How can we hold the tension of God wanting us to be the head when life often smells like cat litter?

Everyday my wife and I are reminded that life isn’t getting any easier. Life isn’t fair. My wife has run into more walls than a crash test dummy. The difference is that she feels every bruise, every sprain, every gasp from the people around her who feel secondhand embarrassment.

I find tension is easier to accept when we trust in sovereignty, mystery, and eternity.

If God is sovereign then that means he is not only in control of our blessings but also our bruisings; there’s purpose behind the pain. In the words of R.C. Sproul, there is not a single maverick molecule.
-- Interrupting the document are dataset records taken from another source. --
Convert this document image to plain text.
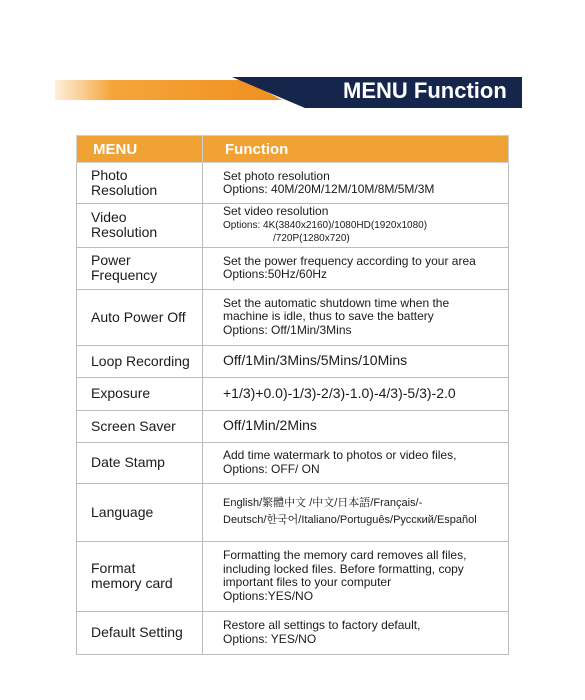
MENU Function
MENU	Function

Photo
Resolution	Set photo resolution
Options: 40M/20M/12M/10M/8M/5M/3M

Video
Resolution	Set video resolution
Options: 4K(3840x2160)/1080HD(1920x1080)
/720P(1280x720)

Power
Frequency	Set the power frequency according to your area
Options:50Hz/60Hz

Auto Power Off	Set the automatic shutdown time when the
machine is idle, thus to save the battery
Options: Off/1Min/3Mins

Loop Recording	Off/1Min/3Mins/5Mins/10Mins

Exposure	+1/3)+0.0)-1/3)-2/3)-1.0)-4/3)-5/3)-2.0

Screen Saver	Off/1Min/2Mins

Date Stamp	Add time watermark to photos or video files,
Options: OFF/ ON

Language	English/繁體中文 /中文/日本語/Français/-
Deutsch/한국어/Italiano/Português/Русский/Español

Format
memory card	Formatting the memory card removes all files,
including locked files. Before formatting, copy
important files to your computer
Options:YES/NO

Default Setting	Restore all settings to factory default,
Options: YES/NO
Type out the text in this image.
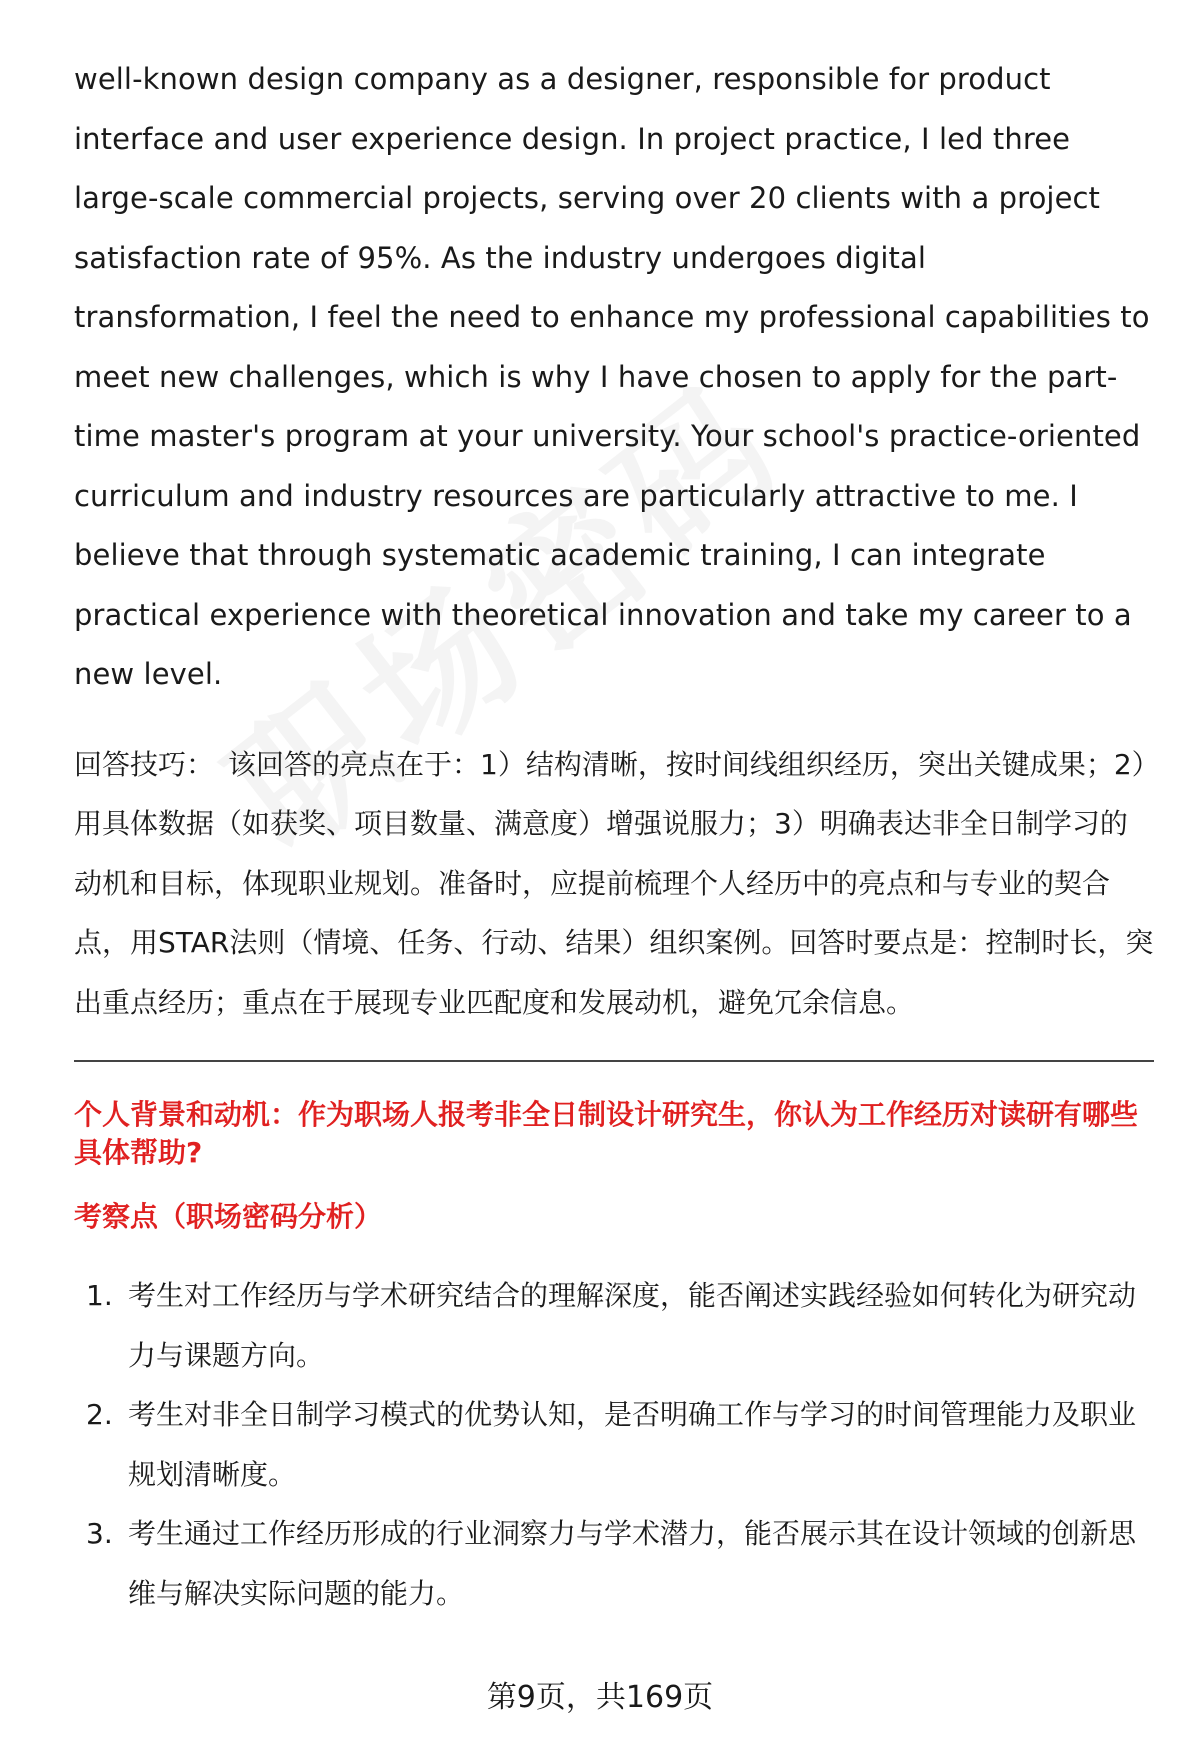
well-known design company as a designer, responsible for product interface and user experience design. In project practice, I led three large-scale commercial projects, serving over 20 clients with a project satisfaction rate of 95%. As the industry undergoes digital transformation, I feel the need to enhance my professional capabilities to meet new challenges, which is why I have chosen to apply for the part-time master's program at your university. Your school's practice-oriented curriculum and industry resources are particularly attractive to me. I believe that through systematic academic training, I can integrate practical experience with theoretical innovation and take my career to a new level.

回答技巧： 该回答的亮点在于：1）结构清晰，按时间线组织经历，突出关键成果；2）用具体数据（如获奖、项目数量、满意度）增强说服力；3）明确表达非全日制学习的动机和目标，体现职业规划。准备时，应提前梳理个人经历中的亮点和与专业的契合点，用STAR法则（情境、任务、行动、结果）组织案例。回答时要点是：控制时长，突出重点经历；重点在于展现专业匹配度和发展动机，避免冗余信息。

个人背景和动机：作为职场人报考非全日制设计研究生，你认为工作经历对读研有哪些具体帮助?
考察点（职场密码分析）
1. 考生对工作经历与学术研究结合的理解深度，能否阐述实践经验如何转化为研究动力与课题方向。
2. 考生对非全日制学习模式的优势认知，是否明确工作与学习的时间管理能力及职业规划清晰度。
3. 考生通过工作经历形成的行业洞察力与学术潜力，能否展示其在设计领域的创新思维与解决实际问题的能力。
第9页，共169页
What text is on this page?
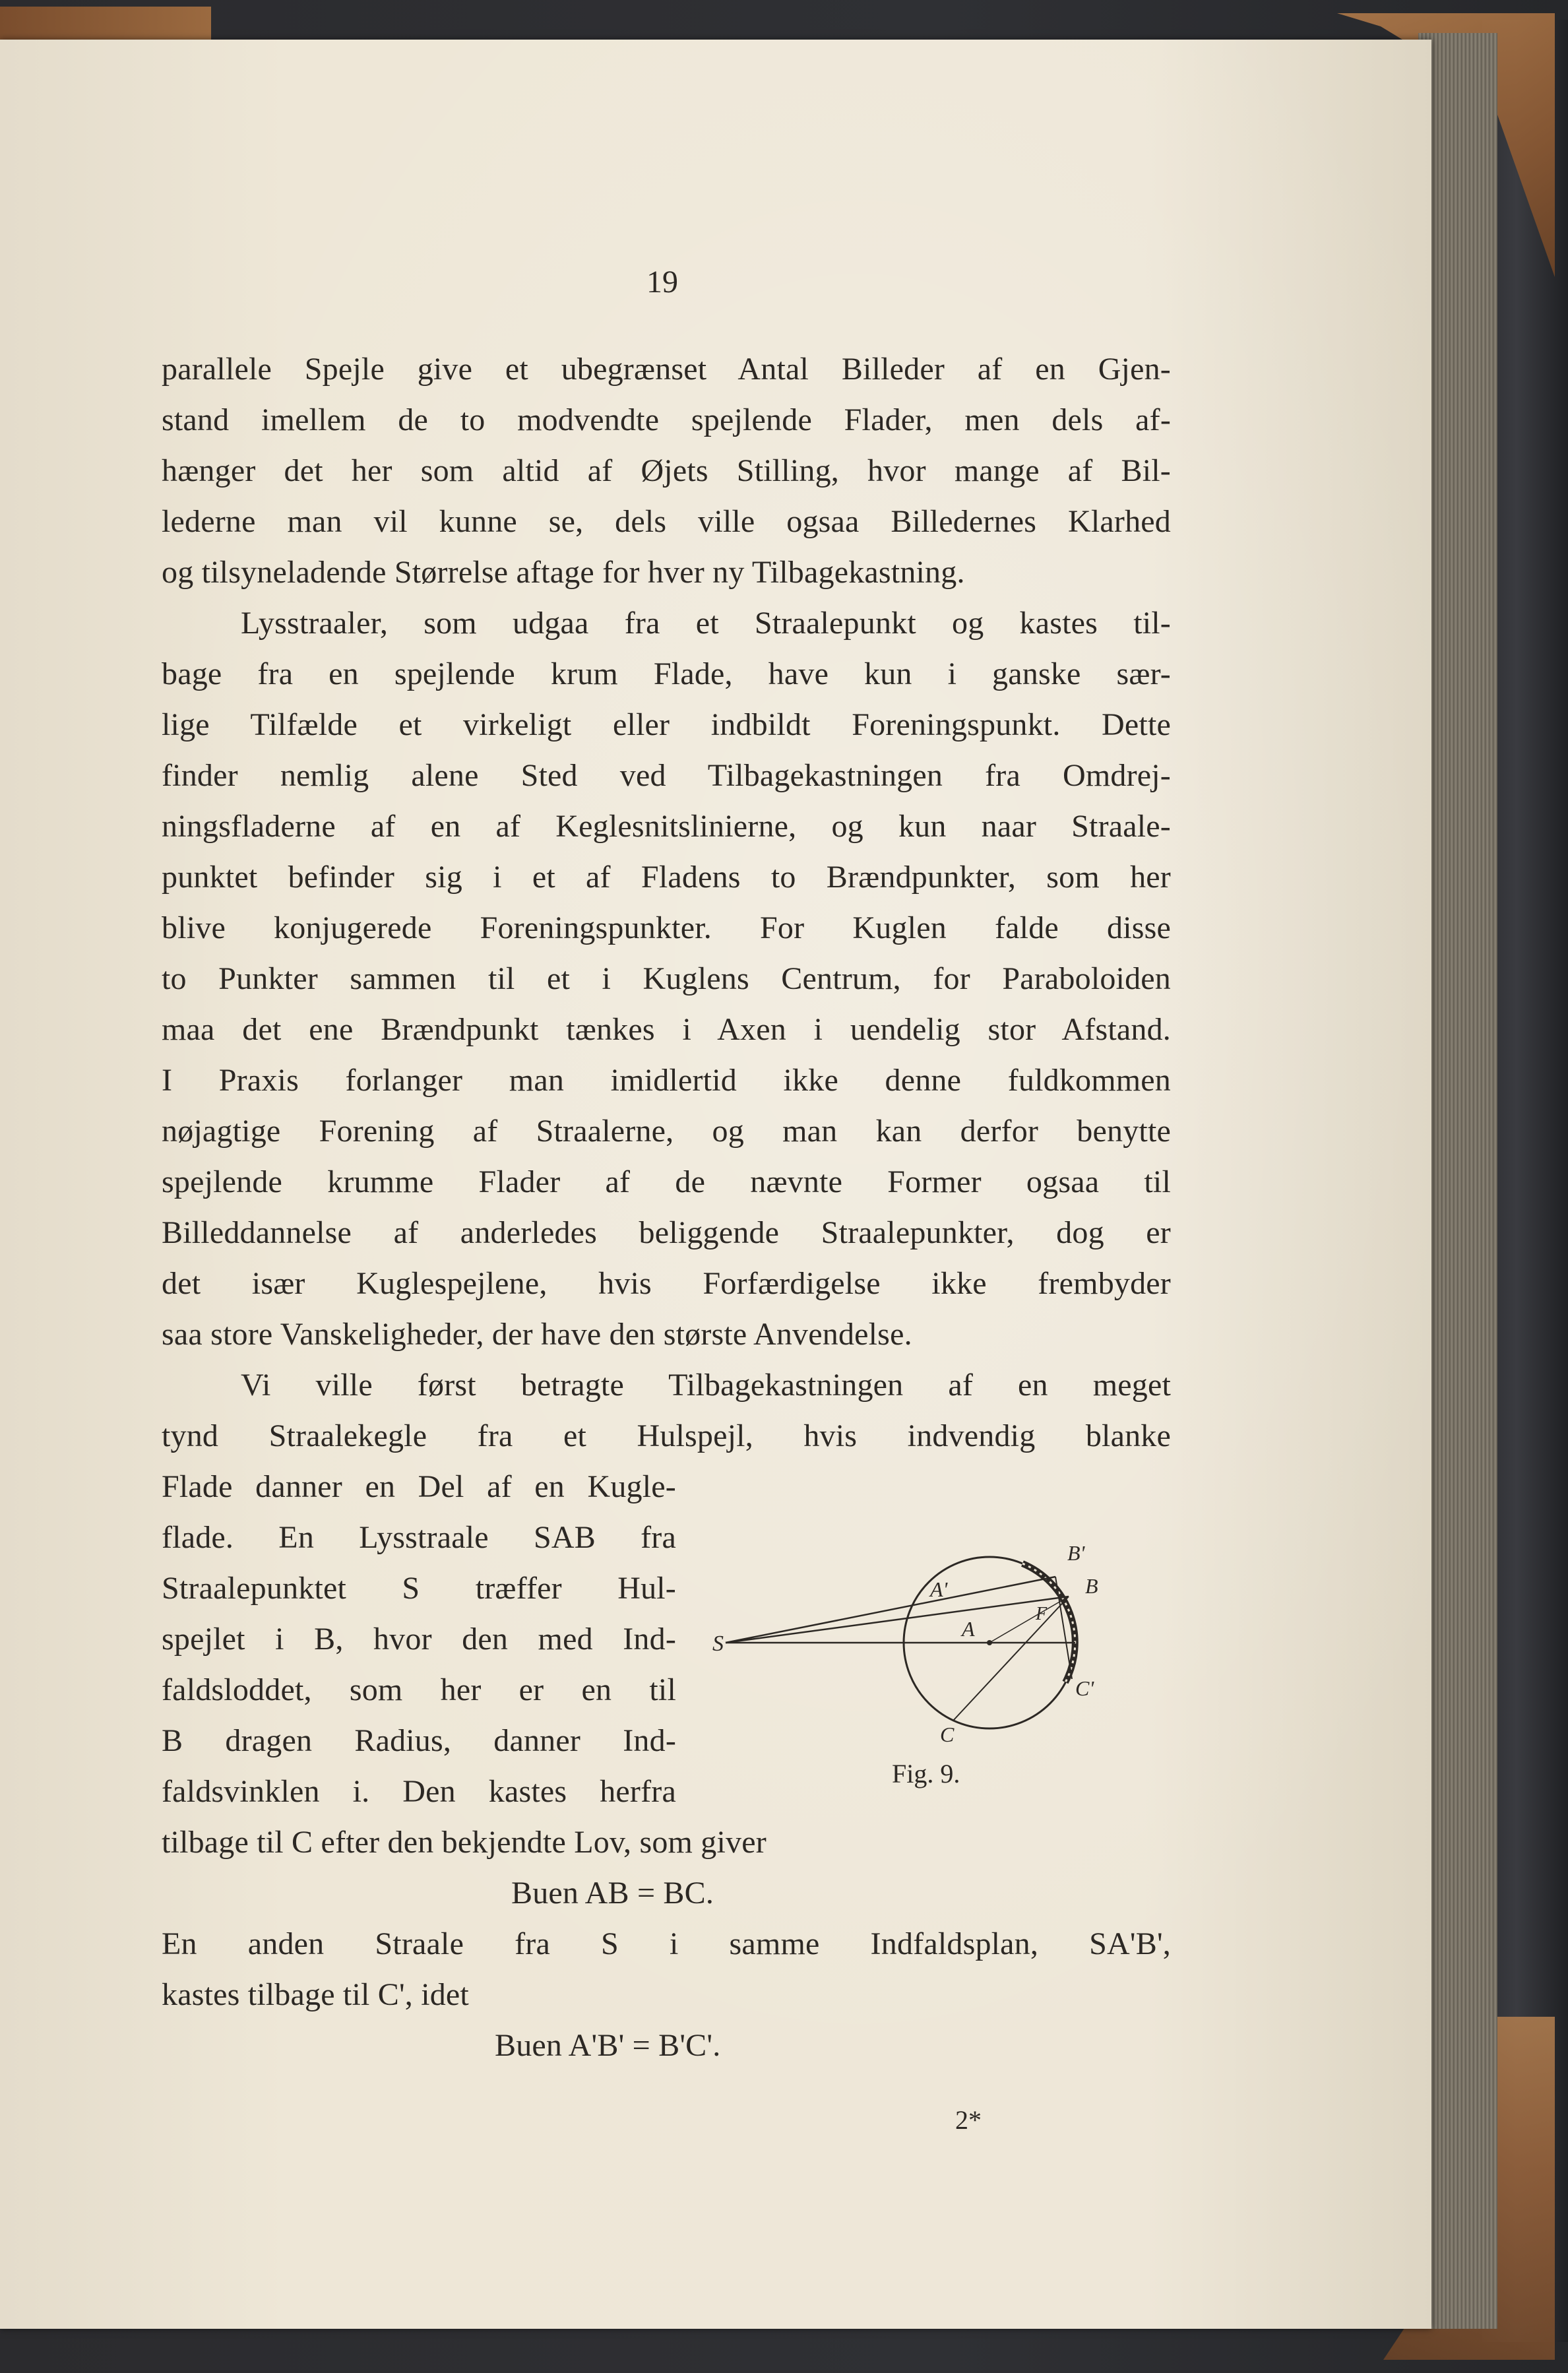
19
parallele Spejle give et ubegrænset Antal Billeder af en Gjen-
stand imellem de to modvendte spejlende Flader, men dels af-
hænger det her som altid af Øjets Stilling, hvor mange af Bil-
lederne man vil kunne se, dels ville ogsaa Billedernes Klarhed
og tilsyneladende Størrelse aftage for hver ny Tilbagekastning.
Lysstraaler, som udgaa fra et Straalepunkt og kastes til-
bage fra en spejlende krum Flade, have kun i ganske sær-
lige Tilfælde et virkeligt eller indbildt Foreningspunkt. Dette
finder nemlig alene Sted ved Tilbagekastningen fra Omdrej-
ningsfladerne af en af Keglesnitslinierne, og kun naar Straale-
punktet befinder sig i et af Fladens to Brændpunkter, som her
blive konjugerede Foreningspunkter. For Kuglen falde disse
to Punkter sammen til et i Kuglens Centrum, for Paraboloiden
maa det ene Brændpunkt tænkes i Axen i uendelig stor Afstand.
I Praxis forlanger man imidlertid ikke denne fuldkommen
nøjagtige Forening af Straalerne, og man kan derfor benytte
spejlende krumme Flader af de nævnte Former ogsaa til
Billeddannelse af anderledes beliggende Straalepunkter, dog er
det især Kuglespejlene, hvis Forfærdigelse ikke frembyder
saa store Vanskeligheder, der have den største Anvendelse.
Vi ville først betragte Tilbagekastningen af en meget
tynd Straalekegle fra et Hulspejl, hvis indvendig blanke
Flade danner en Del af en Kugle-
flade. En Lysstraale SAB fra
Straalepunktet S træffer Hul-
spejlet i B, hvor den med Ind-
faldsloddet, som her er en til
B dragen Radius, danner Ind-
faldsvinklen i. Den kastes herfra
tilbage til C efter den bekjendte Lov, som giver
Buen AB = BC.
En anden Straale fra S i samme Indfaldsplan, SA'B',
kastes tilbage til C', idet
Buen A'B' = B'C'.
S
A'
A
B'
B
F
C
C'
Fig. 9.
2*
If God can use the injustice of the cross to bring about life, peace, hope, and healing then maybe he can use our injustice as well.

The world is full of mystery. Scientist still don’t know what most of the universe is made of. The unknown in the universe is referred to as dark matter and dark energy. Just like we don’t understand everything about the universe, so we don’t understand everything about life. We have to approach tension with humility. Maybe there’s a third way of seeing our circumstances. Maybe suffering and blessing walk hand in hand. Maybe being the tail really is being the head in the upside down perspective of the kingdom of God.

When I’m focused on the pain of being punched, it’s easy to lose sight of the fact that life on earth is a microdot of what God is up to. While tension is uncomfortable, it can be beautiful and eternally beneficial. One day, we will see how all the jagged puzzle pieces fit together. In eternity, God will heal my wife’s eyes and she will see our story from God’s perspective. In eternity, my wife and I will be able to walk side by side without one of us getting sucker punched.

Dan is the senior pastor of The Well church in Kenosha, WI.  The church started more than 10 years ago as an independent church plant in his living room with 12 people and now holds 2 services in their own church building. Dan married his best friend, Suzanne, in 2002. They enjoy raising 3 fantastic boys Caleb, Connor and Colton as well as a garbage loving (but sweet) dog, Chloe.  They live in Kenosha, WI.